Clergy take faith to streets to cut crime

First year of alliance with police celebrated

July 29, 1999|By John Rivera | John Rivera,SUN STAFF

Taking their work from the church sanctuary to the streets, a group of ministers has forged an alliance with the Baltimore Police Department to reduce crime and violence in the inner city.

Last night, in a gathering that at times took on overtones of a Pentecostal revival, officers and clergy celebrated the first birthday of Community Liaison Ministers, a program that trains church leaders in police work and pastoral counseling and then sends them back to their communities.

"We are onto something," Police Commissioner Thomas C. Frazier said. "And the ability of the Police Department and the faith community to come together to make your city a better place to live and work and raise your families is a potential that has not been maximized."

Frazier told the gathering he would attend a meeting in Washington today of the nation's big-city police chiefs, who will bring along prominent clergy from their communities. Frazier will be accompanied to the meeting by the Rev. Theresa E. Smith Mercer, a Baptist minister who works as the Baltimore Police Department's chaplain coordinator. Monsignor Jeremiah F. Kenney, a Catholic priest with the Archdiocese of Baltimore, will also make the trip.

Together, the officers and preachers will discuss the possibilities of police-church collaboration. Frazier said he would promote Baltimore's program as something other cities could duplicate.

Mercer is the catalyst behind the local Community Liaison Ministers.

She said, "Being a part of the Police Department and an auxiliary police officer, I thought it would benefit the ministers in the community if they could have a better working knowledge of the Police Department."

In addition, Mercer recognized that many ministers and other church leaders lacked the professional divinity school training, including courses in pastoral counseling, that might enable them to better serve their communities.

With the help of Police Department personnel, Mercer developed a 10-week training program that included police ride-alongs for ministers, an explanation of the Police Department and court system, and background information on youth violence and drug trafficking. The program also offers training in pastoral counseling.

Community Liaison Ministers has graduated nearly 100 church leaders, who will become part of the Police Department's community ministerial leadership network.

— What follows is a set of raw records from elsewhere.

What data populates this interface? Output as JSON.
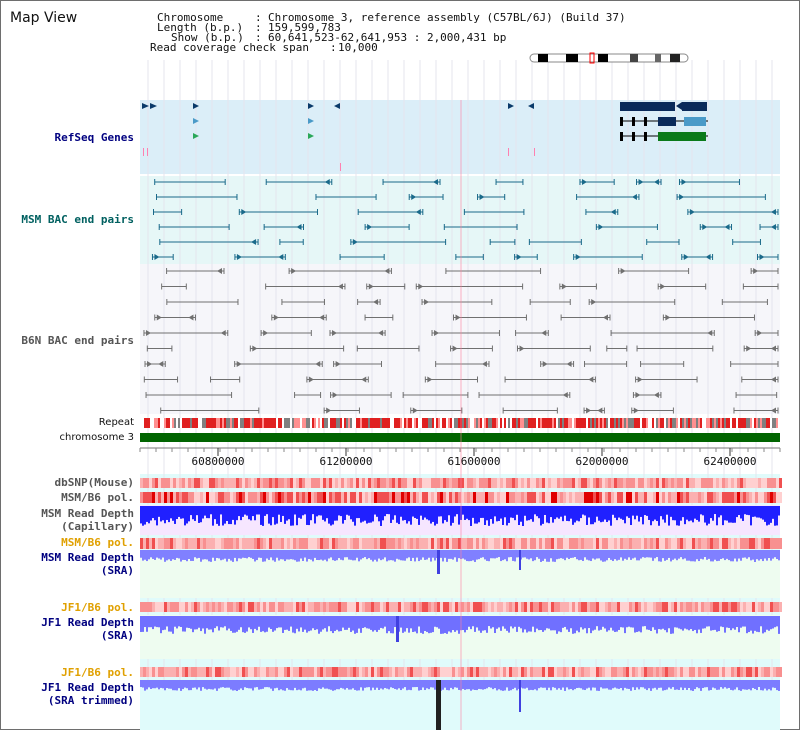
{
  "page": {
    "title": "Map View"
  },
  "header": {
    "chromosome_key": "Chromosome",
    "chromosome_value": "Chromosome 3, reference assembly (C57BL/6J) (Build 37)",
    "length_key": "Length (b.p.)",
    "length_value": "159,599,783",
    "show_key": "Show (b.p.)",
    "show_value": "60,641,523-62,641,953 : 2,000,431 bp",
    "span_key": "Read coverage check span",
    "span_value": "10,000",
    "sep": ":"
  },
  "tracks": {
    "refseq": "RefSeq Genes",
    "msm_bac": "MSM BAC end pairs",
    "b6n_bac": "B6N BAC end pairs",
    "repeat": "Repeat",
    "chromosome": "chromosome 3",
    "dbsnp": "dbSNP(Mouse)",
    "msm_b6_pol_1": "MSM/B6 pol.",
    "msm_depth_cap_1": "MSM Read Depth",
    "msm_depth_cap_2": "(Capillary)",
    "msm_b6_pol_2": "MSM/B6 pol.",
    "msm_depth_sra_1": "MSM Read Depth",
    "msm_depth_sra_2": "(SRA)",
    "jf1_b6_pol_1": "JF1/B6 pol.",
    "jf1_depth_sra_1": "JF1 Read Depth",
    "jf1_depth_sra_2": "(SRA)",
    "jf1_b6_pol_2": "JF1/B6 pol.",
    "jf1_depth_trim_1": "JF1 Read Depth",
    "jf1_depth_trim_2": "(SRA trimmed)"
  },
  "axis": {
    "ticks": [
      "60800000",
      "61200000",
      "61600000",
      "62000000",
      "62400000"
    ]
  },
  "colors": {
    "refseq_bg": "#dbeef8",
    "msm_bac_bg": "#e6f7f7",
    "b6n_bac_bg": "#f6f6fa",
    "lower_bg": "#e0fbfb",
    "label_blue": "#000080",
    "label_teal": "#006060",
    "label_gray": "#555555",
    "label_orange": "#e0a000",
    "chromosome_green": "#006400",
    "depth_blue": "#2020ff",
    "depth_light": "#7c7cff"
  }
}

Another class begins in September.

The idea is to get church leaders outside of their buildings and into the community.

"It would be good if we could gain the trust of the community so [people] could come to us before they got into trouble," Mercer said. "Too often the faith community is internal. And this is a way for us to reach beyond the soup kitchen, reach beyond the clothes closet, reach into the lives of the community first hand."